In a second step, these test messages are reformatted to fit the brute-forcing tool’s input format. Therefore, I wrote a script in Perl. It reads bit strings (“101001…”), hex strings (“0xdeadbeef…”) and comma-separated lists of hex values (“0x23, 0x42, 0x5”) and reformats them to either a hex or a bit string.
$ perl ../rewrite-as.pl bits testmessage_1 | tee testmessage_1.bits 01101100100000111010000110001101011110000000001001111111010 00010000000011001011001001100110111111000001101000101000101 11010111001110001101101100101110111101101010010010011100111 01000000111000111100001001110100011011000100100110110100011 01101100000101110101100110010100111001011100001011100000001 01101010000001110101111011010010001100101001111101011001001 10001010111101100101000011100011111011100000110001000010010 01101110101110000111001001111101011101011110110101001111001 10011010011110000101100010000111011100001110010010101110000 11011101101010011010011100100111010100011100001100000110111
Finally, we launch the CRC brute-forcing tool, which requires specifying several offsets: The tool needs to know, where the message’s CRC relevant portion starts and stops and where the checksum is placed. When reverse engineering a telegram format, one might determine the checksum part without problems. This is caused by the CRC algorithm’s property that it is a Galois type shift register, which produces pseudo-random numbers. But it loops not on its own. Instead the algorithm is fed with message bits. Thus, the checksum looks more random than the rest of the message.

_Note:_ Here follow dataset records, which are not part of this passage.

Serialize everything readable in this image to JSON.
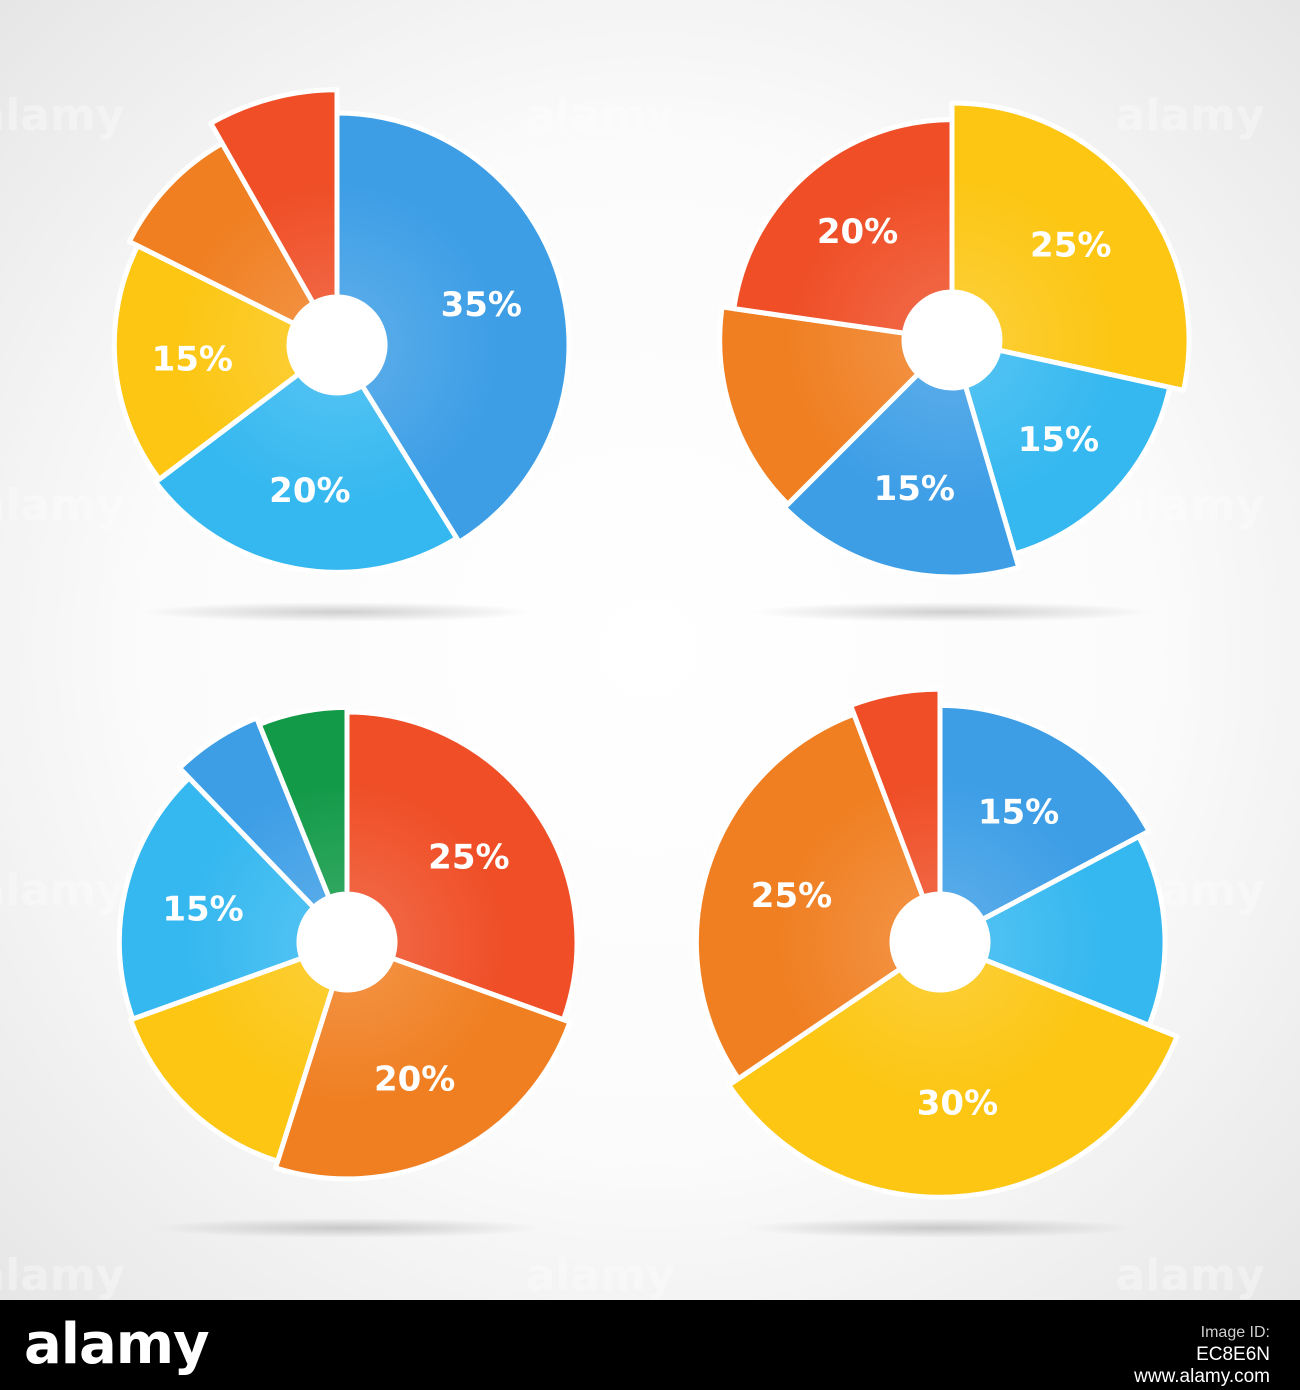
{
  "chart_data": [
    {
      "type": "pie",
      "title": "",
      "slices": [
        {
          "value": 35,
          "label": "35%",
          "color": "#3d9ee6"
        },
        {
          "value": 20,
          "label": "20%",
          "color": "#35b8f0"
        },
        {
          "value": 15,
          "label": "15%",
          "color": "#fcc612"
        },
        {
          "value": 8,
          "label": "",
          "color": "#f07f22",
          "exploded": true
        },
        {
          "value": 7,
          "label": "",
          "color": "#ef4e26",
          "exploded": true
        }
      ]
    },
    {
      "type": "pie",
      "title": "",
      "slices": [
        {
          "value": 25,
          "label": "25%",
          "color": "#fcc612"
        },
        {
          "value": 15,
          "label": "15%",
          "color": "#35b8f0"
        },
        {
          "value": 15,
          "label": "15%",
          "color": "#3d9ee6"
        },
        {
          "value": 13,
          "label": "",
          "color": "#f07f22",
          "exploded": true
        },
        {
          "value": 20,
          "label": "20%",
          "color": "#ef4e26"
        }
      ]
    },
    {
      "type": "pie",
      "title": "",
      "slices": [
        {
          "value": 25,
          "label": "25%",
          "color": "#ef4e26"
        },
        {
          "value": 20,
          "label": "20%",
          "color": "#f07f22"
        },
        {
          "value": 12,
          "label": "",
          "color": "#fcc612"
        },
        {
          "value": 15,
          "label": "15%",
          "color": "#35b8f0"
        },
        {
          "value": 5,
          "label": "",
          "color": "#3d9ee6",
          "exploded": true
        },
        {
          "value": 5,
          "label": "",
          "color": "#129a48",
          "exploded": true
        }
      ]
    },
    {
      "type": "pie",
      "title": "",
      "slices": [
        {
          "value": 15,
          "label": "15%",
          "color": "#3d9ee6"
        },
        {
          "value": 12,
          "label": "",
          "color": "#35b8f0"
        },
        {
          "value": 30,
          "label": "30%",
          "color": "#fcc612"
        },
        {
          "value": 25,
          "label": "25%",
          "color": "#f07f22"
        },
        {
          "value": 5,
          "label": "",
          "color": "#ef4e26",
          "exploded": true
        }
      ]
    }
  ],
  "watermark": "alamy",
  "footer": {
    "brand": "alamy",
    "image_id_label": "Image ID:",
    "image_id": "EC8E6N",
    "url": "www.alamy.com"
  }
}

$ ./bruteforce-crc --width 10 --start 0 --end 49 --offs-crc 49 \ --file testmessage_1.bits --probe-reflections true number of threads : 4 width : 10 bits CRC's offset : 49 calc CRC for bit offsets : 0 .. 49 (not included) final XOR : 0 reflect in : false reflect out : false truncated polynom : from 0 to 1023 (MSB not shown) initial value : from 0 to 1023 probe reflections : true probe final xor : false extracted crc 03fa extracted crc 0145 extracted crc 00e7 extracted crc 01a3 extracted crc 0301 extracted crc 02c9 extracted crc 0212 extracted crc 0279 extracted crc 0170 extracted crc 0037 ----------------------[ MATCH ]-------------------------------- Found a model for the CRC calculation: Truncated polynom : 0xbd (189) Initial value : 0x95 (149) Final XOR : 0x0 (0) Reflected input : false Reflected output : false Message offset : from bit 0 .. 49 (end not included)

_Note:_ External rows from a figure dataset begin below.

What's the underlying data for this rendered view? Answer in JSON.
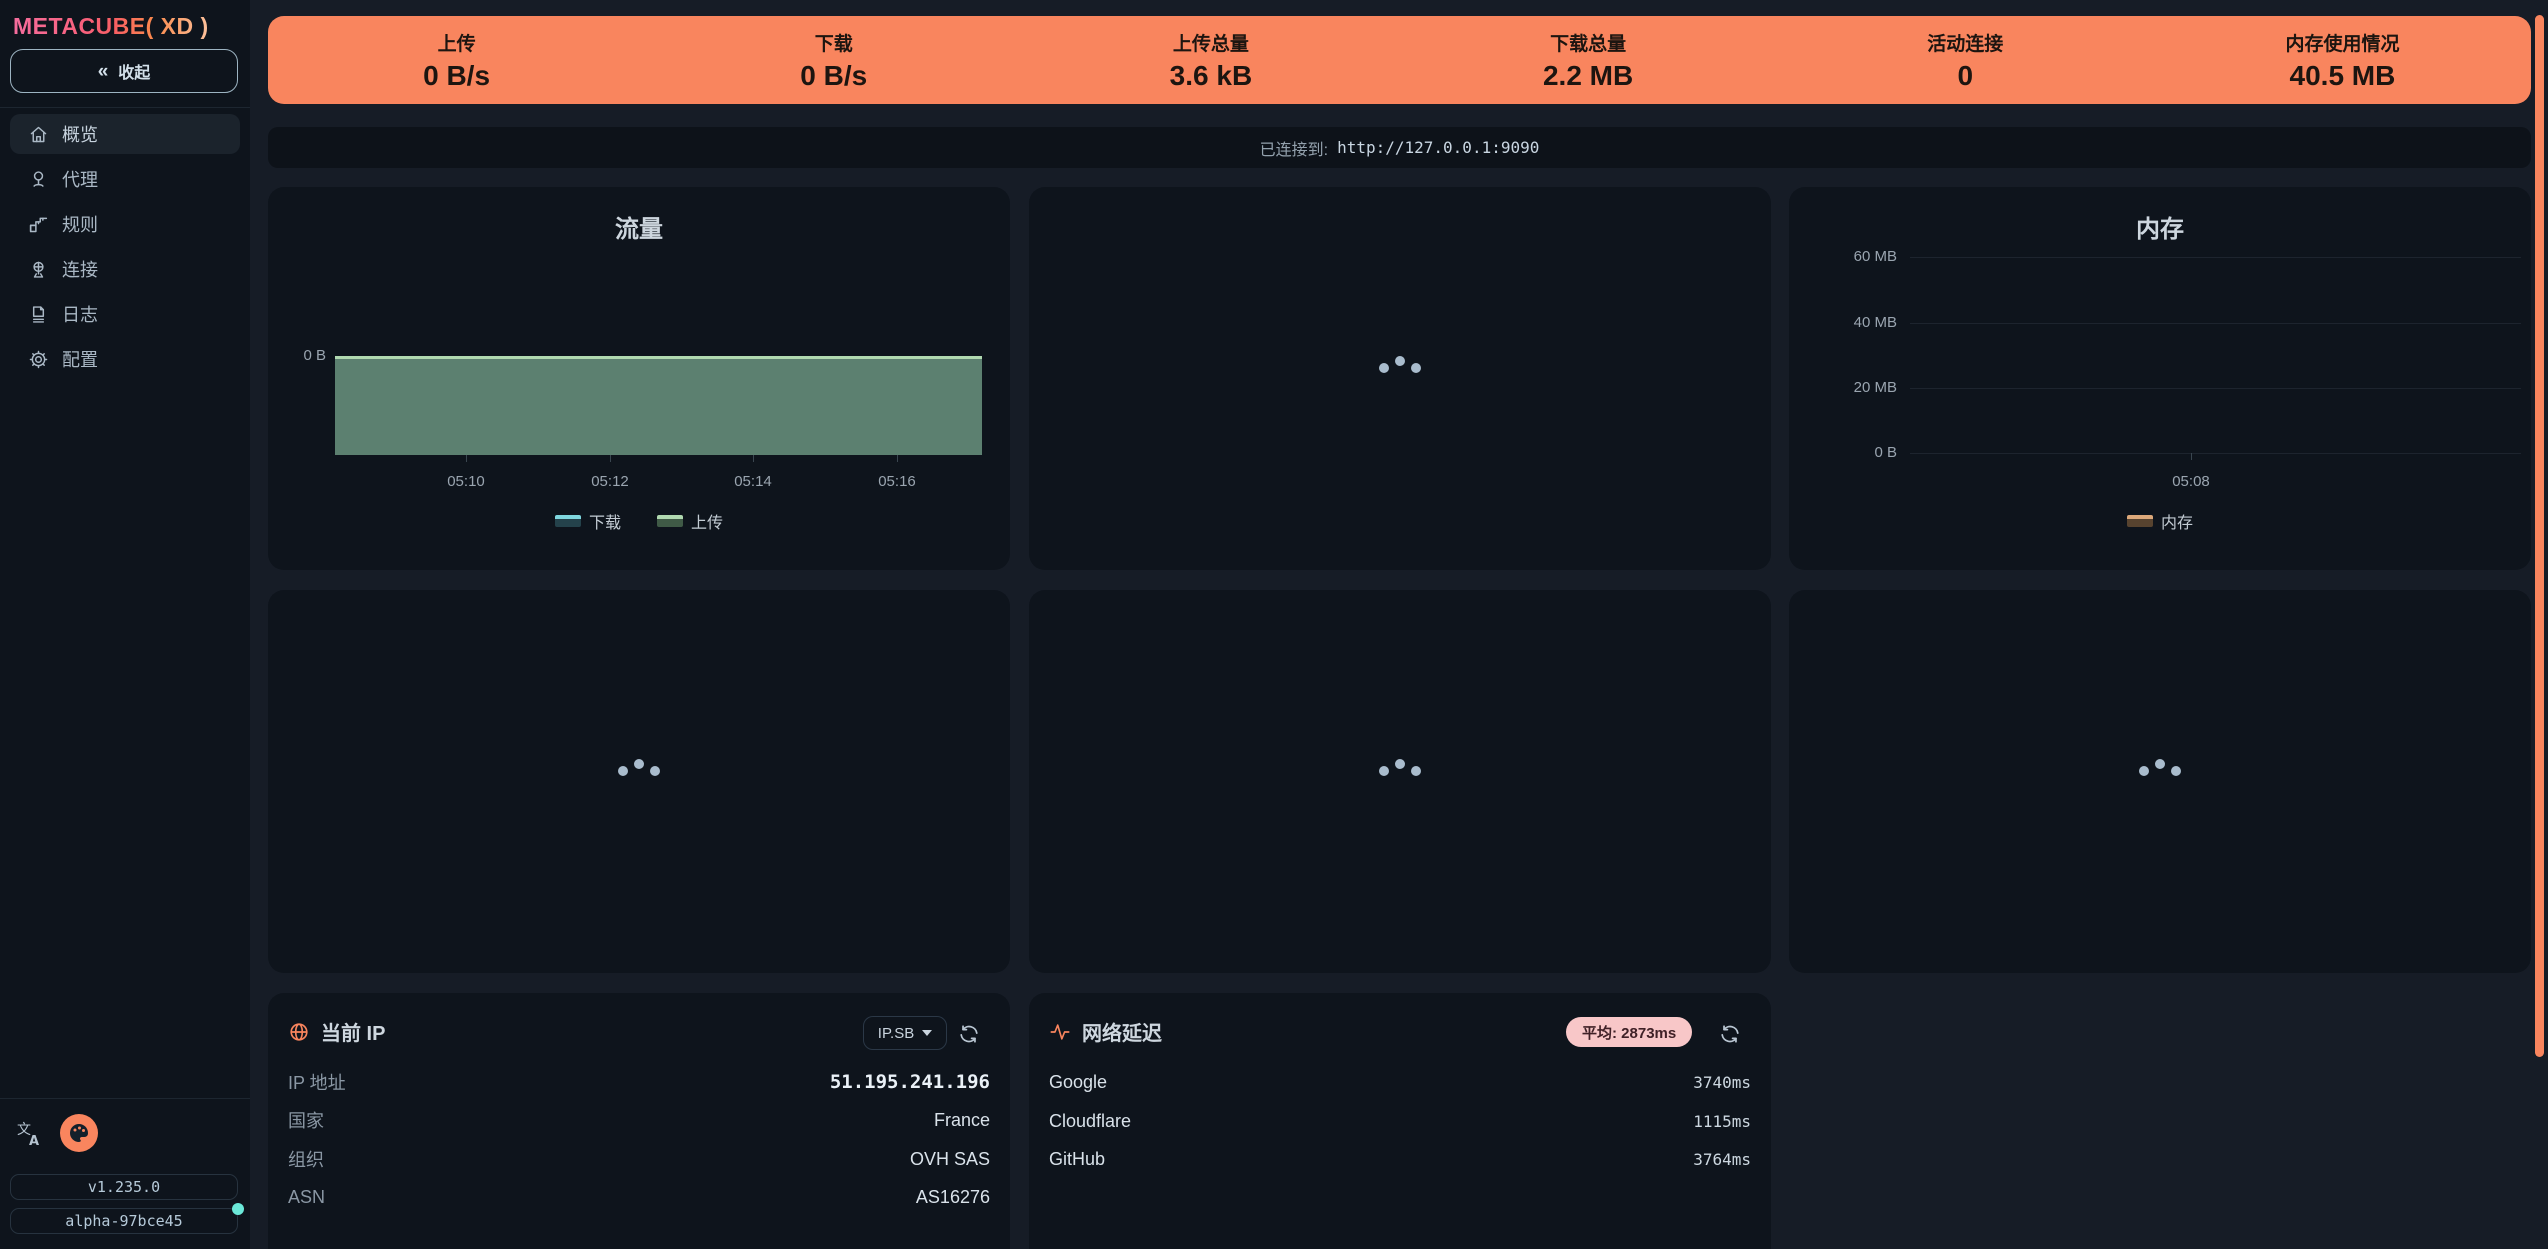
{
  "colors": {
    "accent_orange": "#f9855e",
    "pink": "#f8c7c8",
    "cyan_status_dot": "#6be8d8",
    "download_series": "#7fd7de",
    "upload_series": "#b0d9b0",
    "memory_series": "#dca87a"
  },
  "logo": {
    "part1": "METACUBE(",
    "part2": " XD ",
    "part3": ")"
  },
  "sidebar": {
    "collapse": {
      "icon": "«",
      "label": "收起"
    },
    "items": [
      {
        "label": "概览",
        "icon": "home-icon",
        "active": true
      },
      {
        "label": "代理",
        "icon": "proxy-icon",
        "active": false
      },
      {
        "label": "规则",
        "icon": "rules-icon",
        "active": false
      },
      {
        "label": "连接",
        "icon": "connections-icon",
        "active": false
      },
      {
        "label": "日志",
        "icon": "logs-icon",
        "active": false
      },
      {
        "label": "配置",
        "icon": "config-icon",
        "active": false
      }
    ],
    "version": "v1.235.0",
    "build": "alpha-97bce45"
  },
  "banner": {
    "stats": [
      {
        "label": "上传",
        "value": "0 B/s"
      },
      {
        "label": "下载",
        "value": "0 B/s"
      },
      {
        "label": "上传总量",
        "value": "3.6 kB"
      },
      {
        "label": "下载总量",
        "value": "2.2 MB"
      },
      {
        "label": "活动连接",
        "value": "0"
      },
      {
        "label": "内存使用情况",
        "value": "40.5 MB"
      }
    ]
  },
  "connection": {
    "prefix": "已连接到:",
    "url": "http://127.0.0.1:9090"
  },
  "chart_data": [
    {
      "type": "area",
      "title": "流量",
      "x_ticks": [
        "05:10",
        "05:12",
        "05:14",
        "05:16"
      ],
      "y_ticks": [
        "0 B"
      ],
      "x_range": [
        "05:08",
        "05:17"
      ],
      "ylim_note": "flat line pinned at 0 B, filled area below",
      "legend_position": "bottom",
      "grid": false,
      "series": [
        {
          "name": "下载",
          "color": "#7fd7de",
          "values": [
            0,
            0,
            0,
            0,
            0,
            0,
            0,
            0,
            0
          ]
        },
        {
          "name": "上传",
          "color": "#b0d9b0",
          "values": [
            0,
            0,
            0,
            0,
            0,
            0,
            0,
            0,
            0
          ]
        }
      ]
    },
    {
      "type": "line",
      "title": "内存",
      "y_ticks": [
        "60 MB",
        "40 MB",
        "20 MB",
        "0 B"
      ],
      "ylim": [
        0,
        60
      ],
      "x_ticks": [
        "05:08"
      ],
      "legend_position": "bottom",
      "grid": true,
      "series": [
        {
          "name": "内存",
          "color": "#dca87a",
          "values": []
        }
      ]
    }
  ],
  "ip_card": {
    "title": "当前 IP",
    "provider": "IP.SB",
    "rows": [
      {
        "label": "IP 地址",
        "value": "51.195.241.196"
      },
      {
        "label": "国家",
        "value": "France"
      },
      {
        "label": "组织",
        "value": "OVH SAS"
      },
      {
        "label": "ASN",
        "value": "AS16276"
      }
    ]
  },
  "latency_card": {
    "title": "网络延迟",
    "average": "平均: 2873ms",
    "rows": [
      {
        "label": "Google",
        "value": "3740ms",
        "pct": 100
      },
      {
        "label": "Cloudflare",
        "value": "1115ms",
        "pct": 100
      },
      {
        "label": "GitHub",
        "value": "3764ms",
        "pct": 100
      }
    ]
  }
}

The brute-forcing tool extracts the checksum field at the specified offset and compares the calculated CRCs with the extracted CRCs. If a CRC matches the extracted one, the tool continues with testing the other messages. And finally, if a CRC parameter set satisfies all messages a CRC model is found.
If you have to reverse engineer an undocumented bus-protocol or some radio messages and don’t want to reconstruct the CRC parameters by putting on one's thinking cap, you might need such a tool, too. Therefore, I published the code on github.com.